A Balanced Soul is the new Hustle
For the love of everything that is good, please PLEASE stop chanting how much you "Hustle"! There. I said it. That thought has been rattling around my mind for a couple of years now, like an annoying loose can of soda rolling around in the trunk of your car, waiting to explode. Actually, it has been one year and nine months, to be exact. That is the amount of time that has passed since I walked away from my mid-level executive management job with a Fortune 500 company. I loved that job. I lived for that job. I HUSTLED for that job. At least that is what I thought I was doing. In actuality, I had a blood pressure cuff that sat on my desk every single day. In actuality, I missed my kids' choir concerts. In actuality, I ignored phone calls from my elderly mother because my meeting was much too important. In actuality, I had not seen my best friend in months, even though we lived less than an hour from each other. Why? Because I was important. I was necessary. I was grinding. I was HUSTLING.
Then it happened. Nope, not a heart attack. No, the company did not downsize. Huh uh, I did not lose a loved one (thanks be). My husband, whom I adore and respect, told me something that resonated so profoundly with me. It was a Monday. A Monday that I will never forget. He told me, after I walked in the door at 8:30pm, frazzled from a day of hustling, "This can't continue. At the end of each day, you walk in the door having left your all at your office and there is no 'good' left for any of us. We love you and we need you more than that job needs you". Now, I may have paraphrased just a bit, but I heard him. I believed him. I knew he was right. The very next day, I walked into that corporate office building, scanned my badge on the elevator to get to my floor, walked to my beautiful office with the great view, set my things down and asked my boss if he could talk. Two weeks. I gave them my two weeks. Lots of tears flowed because I truly cared about my team and my co-workers, but I knew what I was doing was the right thing. The Hustle had almost cost me everything.
Let's fast forward just a bit. I am still a contributing member of the hard-working technology community. My husband and I own a business that helps other businesses every single day. But there is a difference. Not once, in the last 21 months have I ever been awakened with the thought of "Today I must grind. Today I must stress myself to the edge. Today I must prove myself over and over again because past success means nothing. Today I must HUSTLE." Nope. Not once. Am I successful? You bet. Not just professionally, but also as a Wife, as a Mom, as a Friend. I am enjoying a balanced soul that had eluded me for five decades. I've lost 50 pounds. I do yoga and workout 3-4 days a week. I am aware of the person that I am in all aspects. I am happy. I AM NOT A HUSTLER. Have you read the definition of Hustle? It's not exactly postive:
force (someone) to move hurriedly or unceremoniously in a specified direction."they hustled him into the back of a horse-drawn wagon"
NORTH American informal
obtain by forceful action or persuasion."the brothers headed to New York to try and hustle a record deal"

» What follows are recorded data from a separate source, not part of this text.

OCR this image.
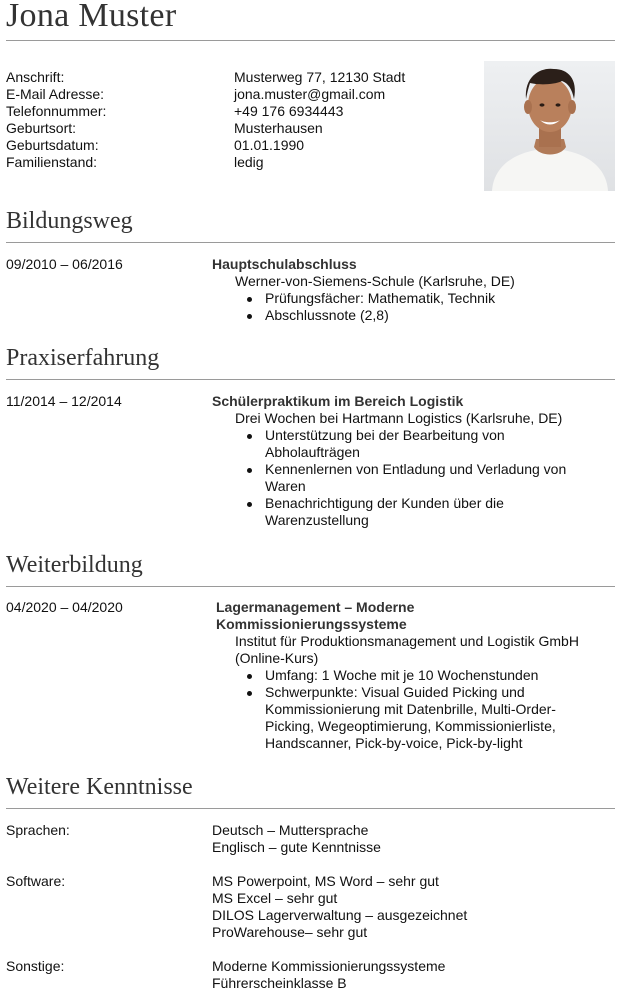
Jona Muster
Anschrift:	Musterweg 77, 12130 Stadt
E-Mail Adresse:	jona.muster@gmail.com
Telefonnummer:	+49 176 6934443
Geburtsort:	Musterhausen
Geburtsdatum:	01.01.1990
Familienstand:	ledig
Bildungsweg
09/2010 – 06/2016	Hauptschulabschluss
Werner-von-Siemens-Schule (Karlsruhe, DE)
Prüfungsfächer: Mathematik, Technik
Abschlussnote (2,8)
Praxiserfahrung
11/2014 – 12/2014	Schülerpraktikum im Bereich Logistik
Drei Wochen bei Hartmann Logistics (Karlsruhe, DE)
Unterstützung bei der Bearbeitung von
Abholaufträgen
Kennenlernen von Entladung und Verladung von
Waren
Benachrichtigung der Kunden über die
Warenzustellung
Weiterbildung
04/2020 – 04/2020	Lagermanagement – Moderne
Kommissionierungssysteme
Institut für Produktionsmanagement und Logistik GmbH
(Online-Kurs)
Umfang: 1 Woche mit je 10 Wochenstunden
Schwerpunkte: Visual Guided Picking und
Kommissionierung mit Datenbrille, Multi-Order-
Picking, Wegeoptimierung, Kommissionierliste,
Handscanner, Pick-by-voice, Pick-by-light
Weitere Kenntnisse
Sprachen:	Deutsch – Muttersprache
Englisch – gute Kenntnisse
Software:	MS Powerpoint, MS Word – sehr gut
MS Excel – sehr gut
DILOS Lagerverwaltung – ausgezeichnet
ProWarehouse– sehr gut
Sonstige:	Moderne Kommissionierungssysteme
Führerscheinklasse B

busy movement and activity."the hustle and bustle of the big cities"
NORTH AMERICAN informal
a fraud or swindle.
A FRAUD OR A SWINDLE. Let that sink in for a moment, friends.
Today I saw a post in a Facebook group to which I belong. Someone was asking if others in the group worked on Saturdays. The responses made me cringe. Now, let me say, I do occasionally work on a Saturday, on a holiday, or during hours that would be considered outside of traditional business hours. I am not judging work ethic here. I am, however, appalled that this post became a braggadocious contest of who was "Hustling" the hardest. The comment that made me cringe the most? It was the overused cliche "you can rest when you are dead". Ouch. Had that poster heard that phrase at some point, thought it was cool, and adopted it as their professional mantra? Dangerous. Yes, I am sure I will rest when I am dead, but seriously, I want to rest while I am alive. I want to enjoy a sunset with my friends while sitting at the edge of a lake, I want to be there for my kids when they need a shoulder to cry on. I want to laugh with my husband. Not after I am done hustling. I want to do those things now.
I may be in the minority, but if our paths do happen to cross, please don't tell me how hard you are hustling. I will not be impressed. Tell me about the great game last week where your kid pitched a no-hitter. Share with me the adventure you experienced when you discovered an amazing bike path with your spouse. Don't show me your frequent flyer miles, show me how you have grown as a human and are enjoying your life now, while you are alive.
I will leave you with words that, I am sure, you have already heard. I was profoundly saddened when, earlier this week, Barbara Bush passed. Her words from a commencement speech at Wellesley College in 1990, albeit simple words, state the obvious:
“At the end of your life, you will never regret not having passed one more test, winning one more verdict, or not closing one more deal,” she said. “You will regret time not spent with a husband, a child, a friend or a parent.”
Be well, my friends. Be balanced. Eliminate the Hustle.